As I prepare for an upcoming iCenter seminar, the staff there has asked each participant to create a short presentation answering a certain question. I have chosen to answer the question of what story I believe every student learning about Israel should hear. Jewish education often involves telling stories, and there are many common stories about Israel that are repeated in many religious school textbooks and told on every youth trip to Israel. Many of these stories are appearing in my thesis research right now, as I am currently reading about the building of Israeli collective memory as it relates to my thesis topic, martyrdom. Unfortunately, when held to the critical light of scholarship, many of these stories fall apart. Among the great martyrdom stories in the Israeli consciousness, for example, is the story of the heroic martyrs of Masada and their leader, Eliezer ben Yair. Yet increasingly scholars believe that the story was either fabricated, exaggerated, or misinterpreted. Our main source for reading the story, for example, is Josephus, who may have actually been criticizing the zealots atop Masada rather than valorizing a group of martyrs. The story of Masada is now often referred to as a “myth” because its role in nationalist and political discourse has distanced the story from the actual historical event. So what do we do, I find myself asking, when the stories that we teach students fall apart? I have seen too often students who learned these stories as children and later see the stories broken apart under the light of critical inquiry. Too often these students feel lied to and cheated by their educators and grow concerned that anything we say about Israel is suspect and biased.

Service-learning, it seems to me, is a way out of this conundrum. Service-learning allows students to create their own stories. These stories may not be as grand and heroic as the story of Eliezer ben Yair or Joseph Trumpeldor, but because they are personal stories they mean even more to each of us. Every year when I lead a Passover seder, I tell a personal story about the seder I attended while living in Israel. I went to my cousins’ house in Ramat Gan, where one of my cousins had invited the man who cleans his workplace each week. The man was a refugee from the Ivory Coast, living illegally in Israel. At dinner, he told us that he was quite envious of our holiday. When we asked why, he mentioned that when growing up in the Ivory Coast, he never learned his own history. He learned only French history, about kings and queens who lived far away and did not look like him. We get to sit down each year on Passover, he said, and talk about our history and how it makes us who we are.

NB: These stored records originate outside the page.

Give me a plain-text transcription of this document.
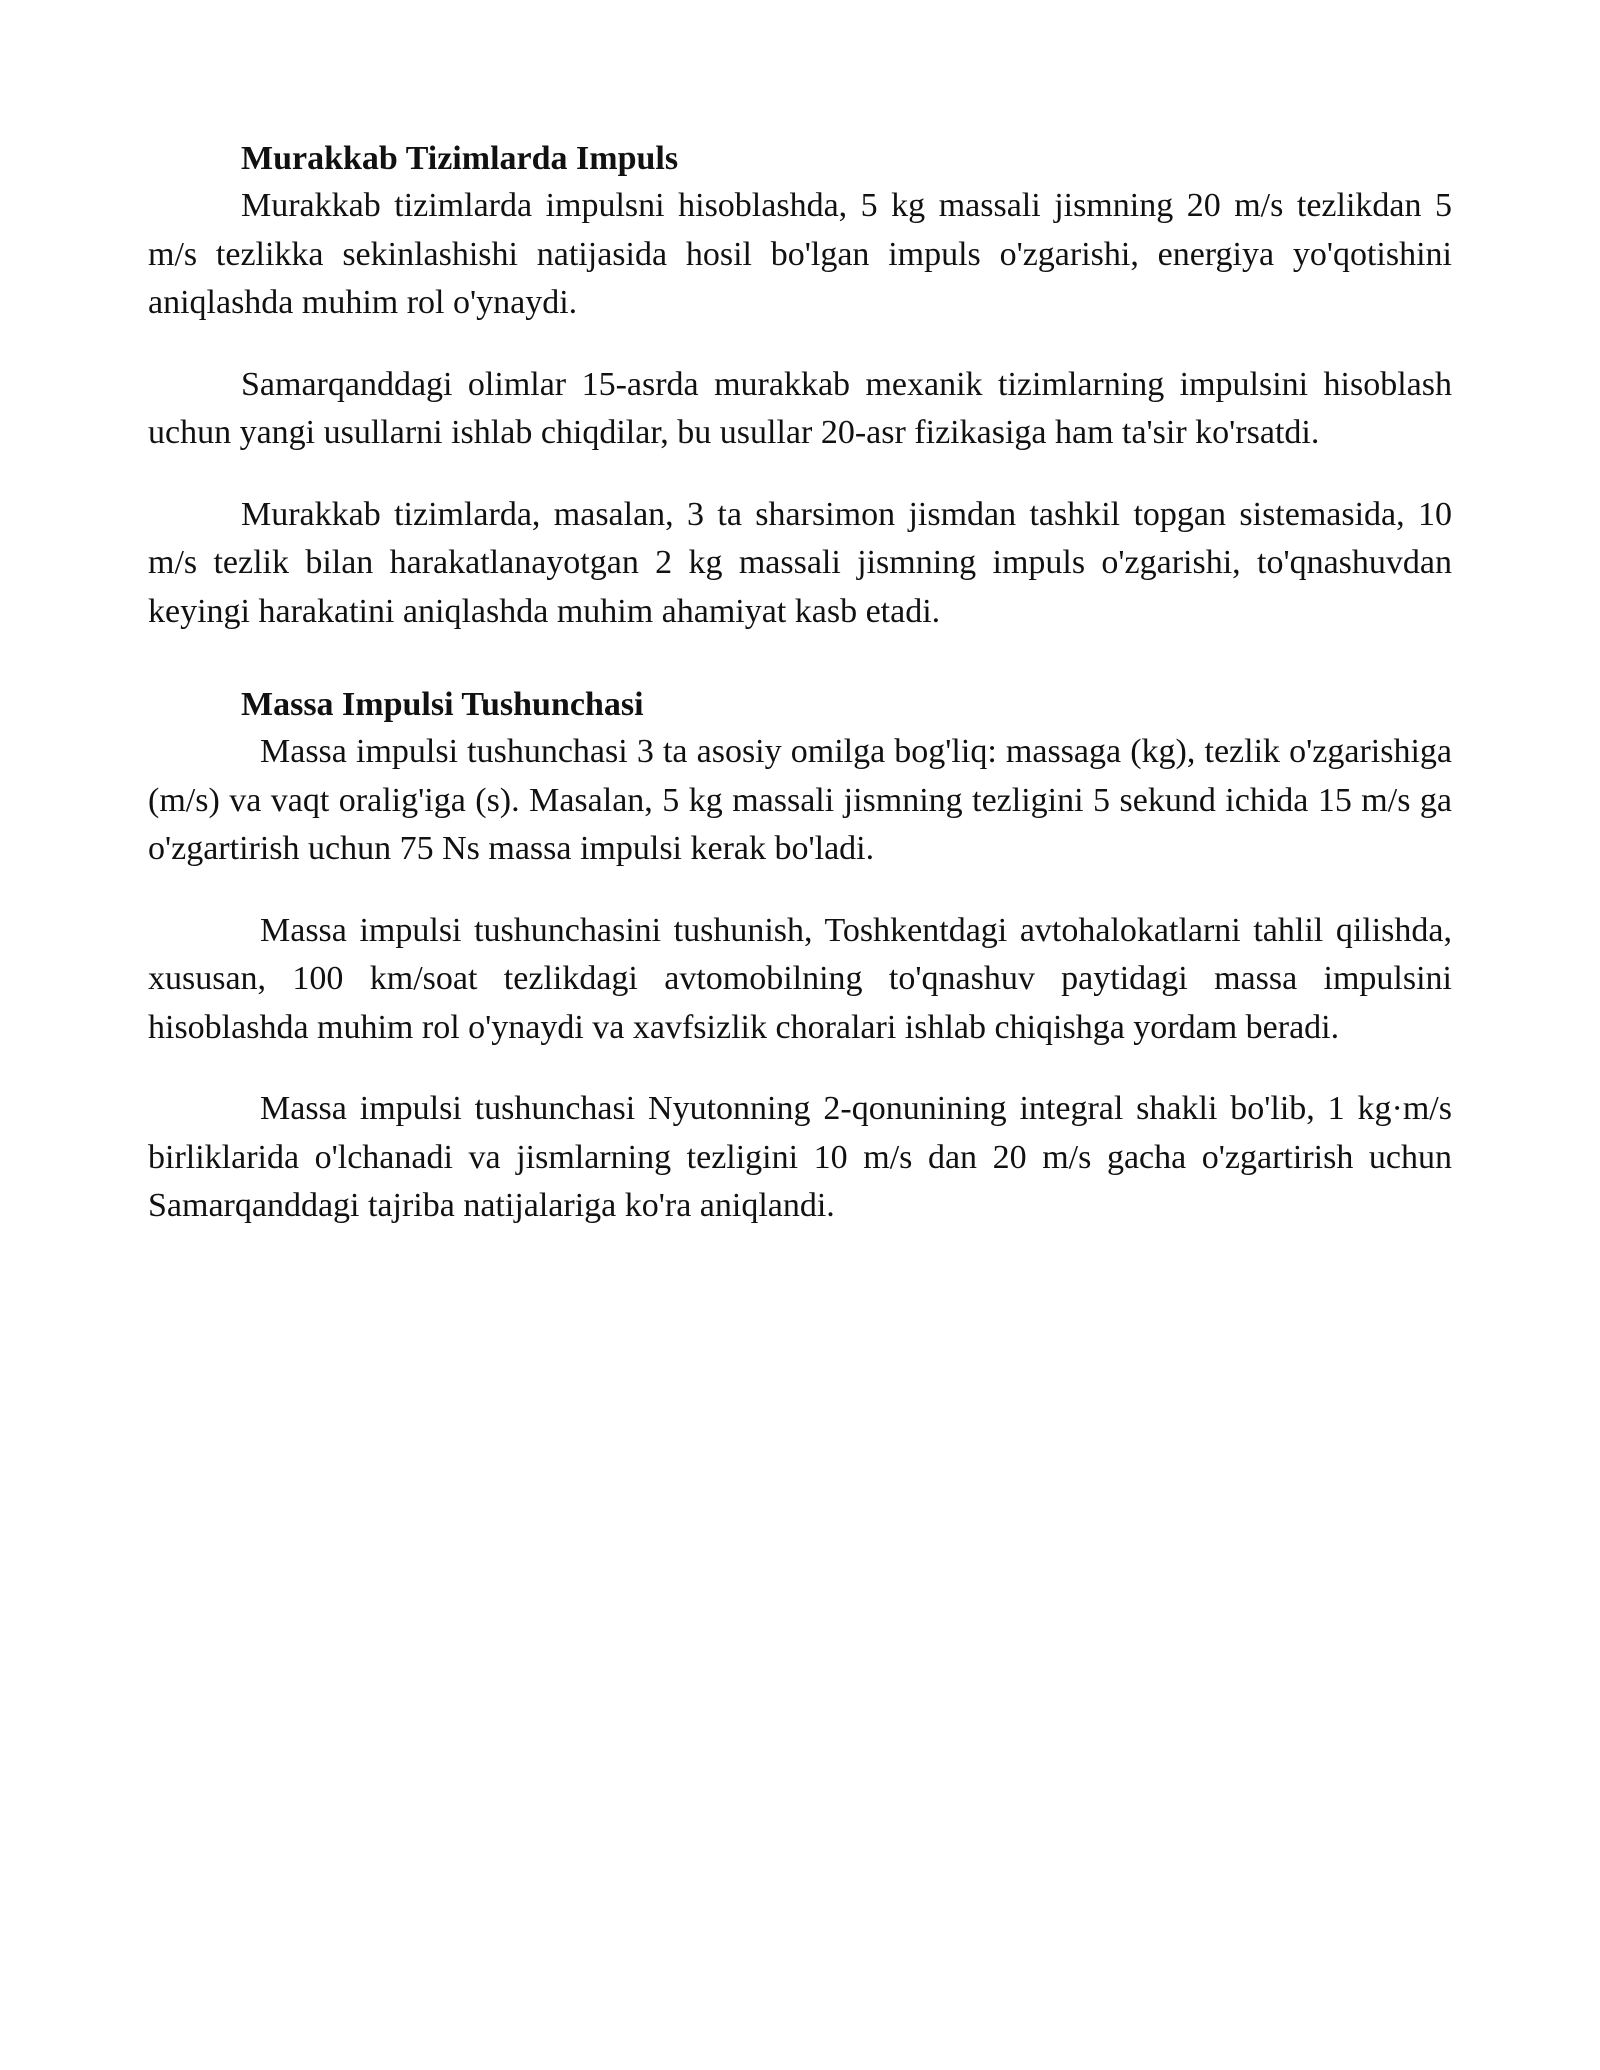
Murakkab Tizimlarda Impuls

Murakkab tizimlarda impulsni hisoblashda, 5 kg massali jismning 20 m/s tezlikdan 5 m/s tezlikka sekinlashishi natijasida hosil bo'lgan impuls o'zgarishi, energiya yo'qotishini aniqlashda muhim rol o'ynaydi.

Samarqanddagi olimlar 15-asrda murakkab mexanik tizimlarning impulsini hisoblash uchun yangi usullarni ishlab chiqdilar, bu usullar 20-asr fizikasiga ham ta'sir ko'rsatdi.

Murakkab tizimlarda, masalan, 3 ta sharsimon jismdan tashkil topgan sistemasida, 10 m/s tezlik bilan harakatlanayotgan 2 kg massali jismning impuls o'zgarishi, to'qnashuvdan keyingi harakatini aniqlashda muhim ahamiyat kasb etadi.

Massa Impulsi Tushunchasi

Massa impulsi tushunchasi 3 ta asosiy omilga bog'liq: massaga (kg), tezlik o'zgarishiga (m/s) va vaqt oralig'iga (s). Masalan, 5 kg massali jismning tezligini 5 sekund ichida 15 m/s ga o'zgartirish uchun 75 Ns massa impulsi kerak bo'ladi.

Massa impulsi tushunchasini tushunish, Toshkentdagi avtohalokatlarni tahlil qilishda, xususan, 100 km/soat tezlikdagi avtomobilning to'qnashuv paytidagi massa impulsini hisoblashda muhim rol o'ynaydi va xavfsizlik choralari ishlab chiqishga yordam beradi.

Massa impulsi tushunchasi Nyutonning 2-qonunining integral shakli bo'lib, 1 kg·m/s birliklarida o'lchanadi va jismlarning tezligini 10 m/s dan 20 m/s gacha o'zgartirish uchun Samarqanddagi tajriba natijalariga ko'ra aniqlandi.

The story is incredibly powerful in my mind, and if I am doing my job as an educator, it can also be a powerful teaching tool. The story will never fall apart because it is personal and not mythological. The service part of service-learning helps to remove some of the mythology from learning. When teaching about a subject like Israel so filled with mythology, it seems especially important to provide learning opportunities grounded firmly in reality. Service-learning is an excellent model for doing just this. Mythology and storytelling most certainly have a place in education, but it ought to be balanced with real world experience. I hope that my work at my fellowships at the iCenter and at the Bruggeman Center can teach me how to strike this balance as I develop into a rabbi and a teacher.